The multiple facets of millisecond pulsar binaries
A. Miraval Zanon, G. Illiano, F. Ambrosino, D. de Martino, M. C. Baglio, C. Ballocco, D. Buckle, F. Coti Zelati, M. Del Santo, P. J. Groot, R. La Placa, C. Malacaria, A. Marino, A. Papitto, N. Rea, A. Sanna, S. Scaringi, J. Turner, A. Veledina, L. Zampieri
TL;DR
Millisecond pulsar binaries offer extreme environments to study particle acceleration and magnetospheric-disk-wind interactions. The paper synthesizes optical pulsation detections from MSPs in accretion-powered, rotation-powered, and intermediate disk states, highlighting that optical pulsed emission can be far more efficient than simple rotation-powered predictions, implying disk-enhanced acceleration ($\eta$ much larger than expected) and a coupling between accretion flows and magnetospheric processes. It argues for a coordinated, time-domain observational program employing ultra-fast photometry, time-resolved spectroscopy, and phase-resolved polarimetry to map disk structure, intrabinary shocks, and mass-transfer dynamics, across MSP evolutionary stages.
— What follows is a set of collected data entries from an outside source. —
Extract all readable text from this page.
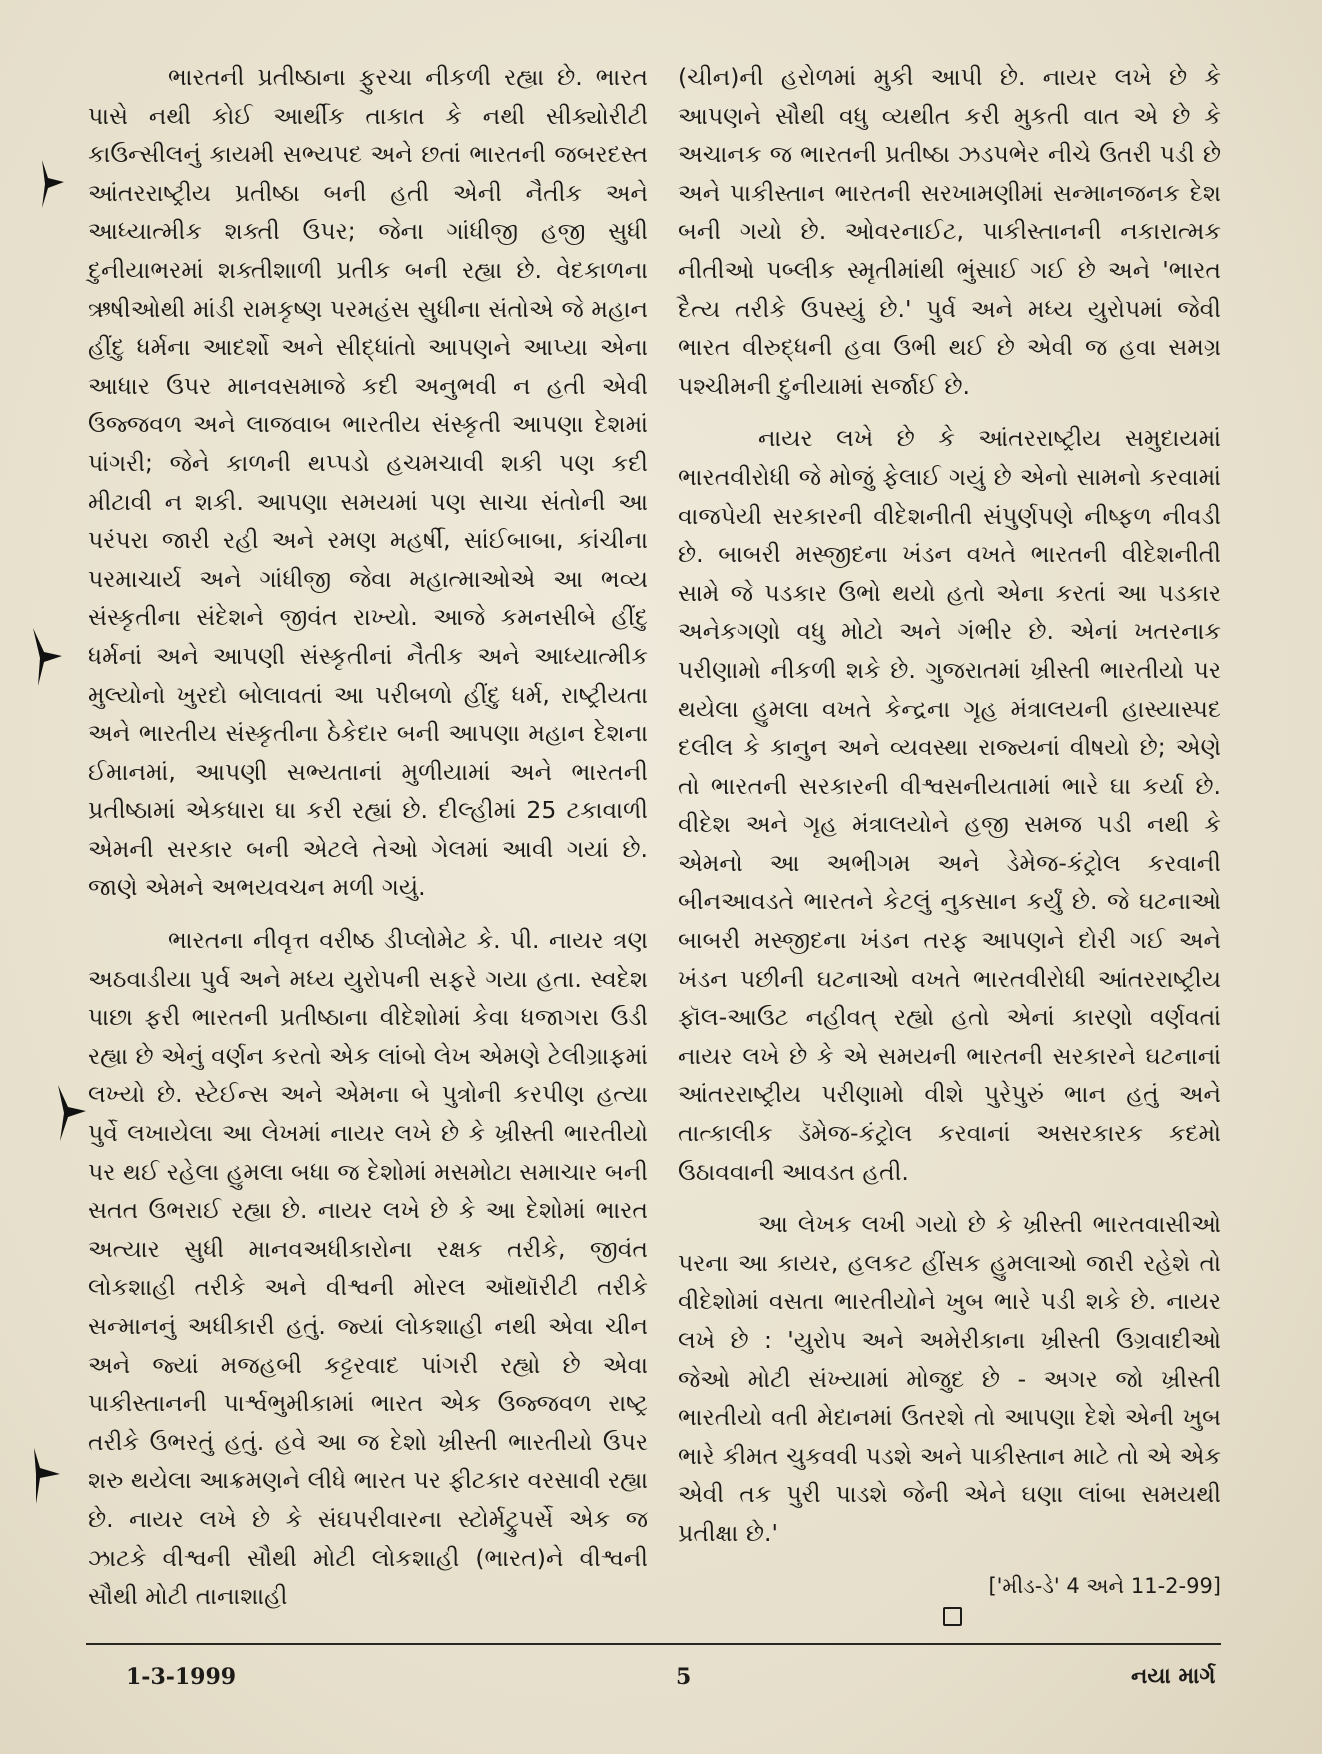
ભારતની પ્રતીષ્ઠાના ફુરચા નીકળી રહ્યા છે. ભારત પાસે નથી કોઈ આર્થીક તાકાત કે નથી સીક્યોરીટી કાઉન્સીલનું કાયમી સભ્યપદ અને છતાં ભારતની જબરદસ્ત આંતરરાષ્ટ્રીય પ્રતીષ્ઠા બની હતી એની નૈતીક અને આધ્યાત્મીક શક્તી ઉપર; જેના ગાંધીજી હજી સુધી દુનીયાભરમાં શક્તીશાળી પ્રતીક બની રહ્યા છે. વેદકાળના ઋષીઓથી માંડી રામકૃષ્ણ પરમહંસ સુધીના સંતોએ જે મહાન હીંદુ ધર્મના આદર્શો અને સીદ્ધાંતો આપણને આપ્યા એના આધાર ઉપર માનવસમાજે કદી અનુભવી ન હતી એવી ઉજ્જવળ અને લાજવાબ ભારતીય સંસ્કૃતી આપણા દેશમાં પાંગરી; જેને કાળની થપ્પડો હચમચાવી શકી પણ કદી મીટાવી ન શકી. આપણા સમયમાં પણ સાચા સંતોની આ પરંપરા જારી રહી અને રમણ મહર્ષી, સાંઈબાબા, કાંચીના પરમાચાર્ય અને ગાંધીજી જેવા મહાત્માઓએ આ ભવ્ય સંસ્કૃતીના સંદેશને જીવંત રાખ્યો. આજે કમનસીબે હીંદુ ધર્મનાં અને આપણી સંસ્કૃતીનાં નૈતીક અને આધ્યાત્મીક મુલ્યોનો ખુરદો બોલાવતાં આ પરીબળો હીંદુ ધર્મ, રાષ્ટ્રીયતા અને ભારતીય સંસ્કૃતીના ઠેકેદાર બની આપણા મહાન દેશના ઈમાનમાં, આપણી સભ્યતાનાં મુળીયામાં અને ભારતની પ્રતીષ્ઠામાં એકધારા ઘા કરી રહ્યાં છે. દીલ્હીમાં 25 ટકાવાળી એમની સરકાર બની એટલે તેઓ ગેલમાં આવી ગયાં છે. જાણે એમને અભયવચન મળી ગયું.

ભારતના નીવૃત્ત વરીષ્ઠ ડીપ્લોમેટ કે. પી. નાયર ત્રણ અઠવાડીયા પુર્વ અને મધ્ય યુરોપની સફરે ગયા હતા. સ્વદેશ પાછા ફરી ભારતની પ્રતીષ્ઠાના વીદેશોમાં કેવા ધજાગરા ઉડી રહ્યા છે એનું વર્ણન કરતો એક લાંબો લેખ એમણે ટેલીગ્રાફમાં લખ્યો છે. સ્ટેઈન્સ અને એમના બે પુત્રોની કરપીણ હત્યા પુર્વે લખાયેલા આ લેખમાં નાયર લખે છે કે ખ્રીસ્તી ભારતીયો પર થઈ રહેલા હુમલા બધા જ દેશોમાં મસમોટા સમાચાર બની સતત ઉભરાઈ રહ્યા છે. નાયર લખે છે કે આ દેશોમાં ભારત અત્યાર સુધી માનવઅધીકારોના રક્ષક તરીકે, જીવંત લોકશાહી તરીકે અને વીશ્વની મોરલ ઑથૉરીટી તરીકે સન્માનનું અધીકારી હતું. જ્યાં લોકશાહી નથી એવા ચીન અને જ્યાં મજહબી કટ્ટરવાદ પાંગરી રહ્યો છે એવા પાકીસ્તાનની પાર્શ્વભુમીકામાં ભારત એક ઉજ્જવળ રાષ્ટ્ર તરીકે ઉભરતું હતું. હવે આ જ દેશો ખ્રીસ્તી ભારતીયો ઉપર શરુ થયેલા આક્રમણને લીધે ભારત પર ફીટકાર વરસાવી રહ્યા છે. નાયર લખે છે કે સંઘપરીવારના સ્ટોર્મટ્રુપર્સે એક જ ઝાટકે વીશ્વની સૌથી મોટી લોકશાહી (ભારત)ને વીશ્વની સૌથી મોટી તાનાશાહી

(ચીન)ની હરોળમાં મુકી આપી છે. નાયર લખે છે કે આપણને સૌથી વધુ વ્યથીત કરી મુકતી વાત એ છે કે અચાનક જ ભારતની પ્રતીષ્ઠા ઝડપભેર નીચે ઉતરી પડી છે અને પાકીસ્તાન ભારતની સરખામણીમાં સન્માનજનક દેશ બની ગયો છે. ઓવરનાઈટ, પાકીસ્તાનની નકારાત્મક નીતીઓ પબ્લીક સ્મૃતીમાંથી ભુંસાઈ ગઈ છે અને 'ભારત દૈત્ય તરીકે ઉપસ્યું છે.' પુર્વ અને મધ્ય યુરોપમાં જેવી ભારત વીરુદ્ધની હવા ઉભી થઈ છે એવી જ હવા સમગ્ર પશ્ચીમની દુનીયામાં સર્જાઈ છે.

નાયર લખે છે કે આંતરરાષ્ટ્રીય સમુદાયમાં ભારતવીરોધી જે મોજું ફેલાઈ ગયું છે એનો સામનો કરવામાં વાજપેયી સરકારની વીદેશનીતી સંપુર્ણપણે નીષ્ફળ નીવડી છે. બાબરી મસ્જીદના ખંડન વખતે ભારતની વીદેશનીતી સામે જે પડકાર ઉભો થયો હતો એના કરતાં આ પડકાર અનેકગણો વધુ મોટો અને ગંભીર છે. એનાં ખતરનાક પરીણામો નીકળી શકે છે. ગુજરાતમાં ખ્રીસ્તી ભારતીયો પર થયેલા હુમલા વખતે કેન્દ્રના ગૃહ મંત્રાલયની હાસ્યાસ્પદ દલીલ કે કાનુન અને વ્યવસ્થા રાજ્યનાં વીષયો છે; એણે તો ભારતની સરકારની વીશ્વસનીયતામાં ભારે ઘા કર્યા છે. વીદેશ અને ગૃહ મંત્રાલયોને હજી સમજ પડી નથી કે એમનો આ અભીગમ અને ડેમેજ-કંટ્રોલ કરવાની બીનઆવડતે ભારતને કેટલું નુકસાન કર્યું છે. જે ઘટનાઓ બાબરી મસ્જીદના ખંડન તરફ આપણને દોરી ગઈ અને ખંડન પછીની ઘટનાઓ વખતે ભારતવીરોધી આંતરરાષ્ટ્રીય ફૉલ-આઉટ નહીવત્ રહ્યો હતો એનાં કારણો વર્ણવતાં નાયર લખે છે કે એ સમયની ભારતની સરકારને ઘટનાનાં આંતરરાષ્ટ્રીય પરીણામો વીશે પુરેપુરું ભાન હતું અને તાત્કાલીક ડૅમેજ-કંટ્રોલ કરવાનાં અસરકારક કદમો ઉઠાવવાની આવડત હતી.

આ લેખક લખી ગયો છે કે ખ્રીસ્તી ભારતવાસીઓ પરના આ કાયર, હલકટ હીંસક હુમલાઓ જારી રહેશે તો વીદેશોમાં વસતા ભારતીયોને ખુબ ભારે પડી શકે છે. નાયર લખે છે : 'યુરોપ અને અમેરીકાના ખ્રીસ્તી ઉગ્રવાદીઓ જેઓ મોટી સંખ્યામાં મોજુદ છે - અગર જો ખ્રીસ્તી ભારતીયો વતી મેદાનમાં ઉતરશે તો આપણા દેશે એની ખુબ ભારે કીમત ચુકવવી પડશે અને પાકીસ્તાન માટે તો એ એક એવી તક પુરી પાડશે જેની એને ઘણા લાંબા સમયથી પ્રતીક્ષા છે.'

['મીડ-ડે' 4 અને 11-2-99]
1-3-1999	5	નયા માર્ગ
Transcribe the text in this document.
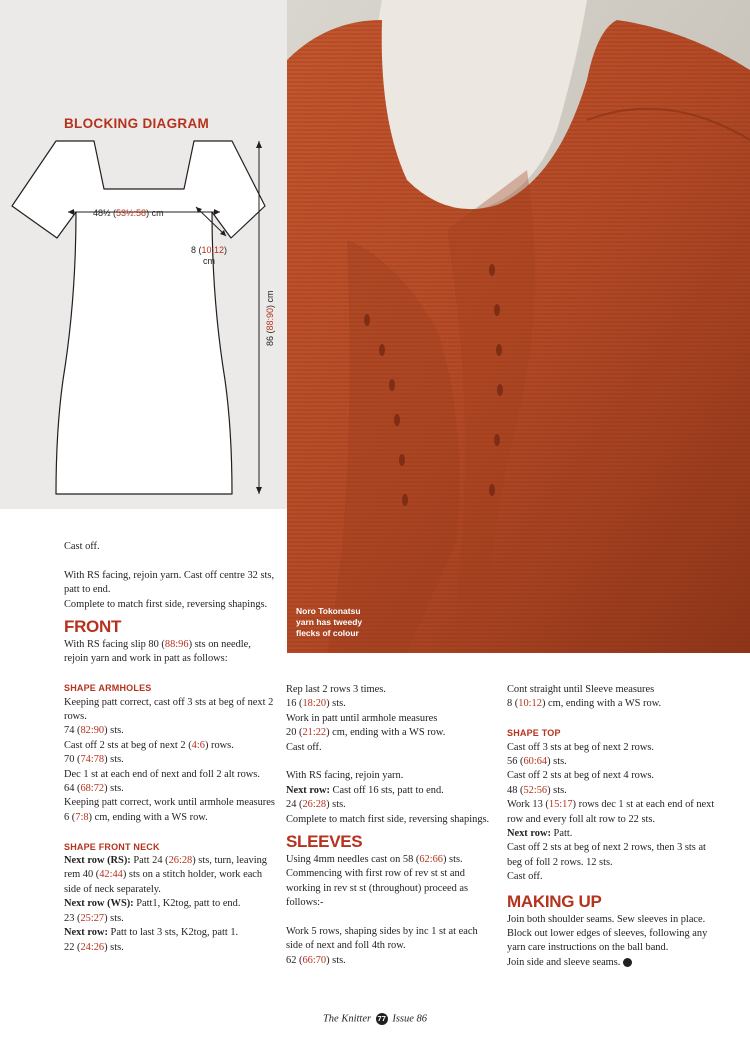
BLOCKING DIAGRAM
48½ (53½:58) cm
8 (10:12)
cm
86 (88:90) cm
Noro Tokonatsu yarn has tweedy flecks of colour

Cast off.

With RS facing, rejoin yarn. Cast off centre 32 sts, patt to end.

Complete to match first side, reversing shapings.

FRONT

With RS facing slip 80 (88:96) sts on needle, rejoin yarn and work in patt as follows:

SHAPE ARMHOLES

Keeping patt correct, cast off 3 sts at beg of next 2 rows.

74 (82:90) sts.

Cast off 2 sts at beg of next 2 (4:6) rows.

70 (74:78) sts.

Dec 1 st at each end of next and foll 2 alt rows.

64 (68:72) sts.

Keeping patt correct, work until armhole measures 6 (7:8) cm, ending with a WS row.

SHAPE FRONT NECK

Next row (RS): Patt 24 (26:28) sts, turn, leaving rem 40 (42:44) sts on a stitch holder, work each side of neck separately.

Next row (WS): Patt1, K2tog, patt to end.

23 (25:27) sts.

Next row: Patt to last 3 sts, K2tog, patt 1.

22 (24:26) sts.

Rep last 2 rows 3 times.

16 (18:20) sts.

Work in patt until armhole measures

20 (21:22) cm, ending with a WS row.

Cast off.

With RS facing, rejoin yarn.

Next row: Cast off 16 sts, patt to end.

24 (26:28) sts.

Complete to match first side, reversing shapings.

SLEEVES

Using 4mm needles cast on 58 (62:66) sts.

Commencing with first row of rev st st and working in rev st st (throughout) proceed as follows:-

Work 5 rows, shaping sides by inc 1 st at each side of next and foll 4th row.

62 (66:70) sts.

Cont straight until Sleeve measures

8 (10:12) cm, ending with a WS row.

SHAPE TOP

Cast off 3 sts at beg of next 2 rows.

56 (60:64) sts.

Cast off 2 sts at beg of next 4 rows.

48 (52:56) sts.

Work 13 (15:17) rows dec 1 st at each end of next row and every foll alt row to 22 sts.

Next row: Patt.

Cast off 2 sts at beg of next 2 rows, then 3 sts at beg of foll 2 rows. 12 sts.

Cast off.

MAKING UP

Join both shoulder seams. Sew sleeves in place. Block out lower edges of sleeves, following any yarn care instructions on the ball band.

Join side and sleeve seams.

The Knitter 77 Issue 86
The work emphasizes the need for next-generation (25-m class) facilities to achieve the required time resolution and sensitivity, enabling a systematic exploration of optical pulsars and informing models of particle acceleration and binary evolution in MSPs. These efforts will advance our understanding of how disks, winds, and shocks shape MSP emission and evolution, with broad implications for high-energy astrophysics and time-domain astronomy ($\dot{E}$, $\eta$).
Abstract
Millisecond pulsar (MSP) binaries are unique laboratories for studying matter and radiation under extreme conditions that are unattainable on Earth. Recent detections of optical millisecond pulsations from three systems in distinct evolutionary stages have opened an entirely new observational window to investigate particle acceleration, pulsar-disk interplay, and intrabinary wind interactions. These discoveries reveal unexpectedly diverse emission mechanisms across accretion regimes, with optical efficiencies in some systems far exceeding those predicted by rotation-powered models. Despite decades of research, key questions remain unresolved: are optical pulsations a universal property of MSPs? How does the presence of an accretion disk boost the conversion of spin-down power into coherent optical emission? What physical processes drive the observed fast variability, and how do pulsar and companion winds regulate mass transfer and binary evolution? Addressing these fundamental problems requires high-time-resolution optical observations, rapid-response observing capabilities, and time-resolved spectroscopy at moderate spectral resolution to map disk and intrabinary-shock variability. Future facilities dedicated to time domain astronomy present a unique opportunity to perform a systematic exploration of optical pulsars across all MSP evolutionary stages for the first time and answer the above-mentioned fundamental questions.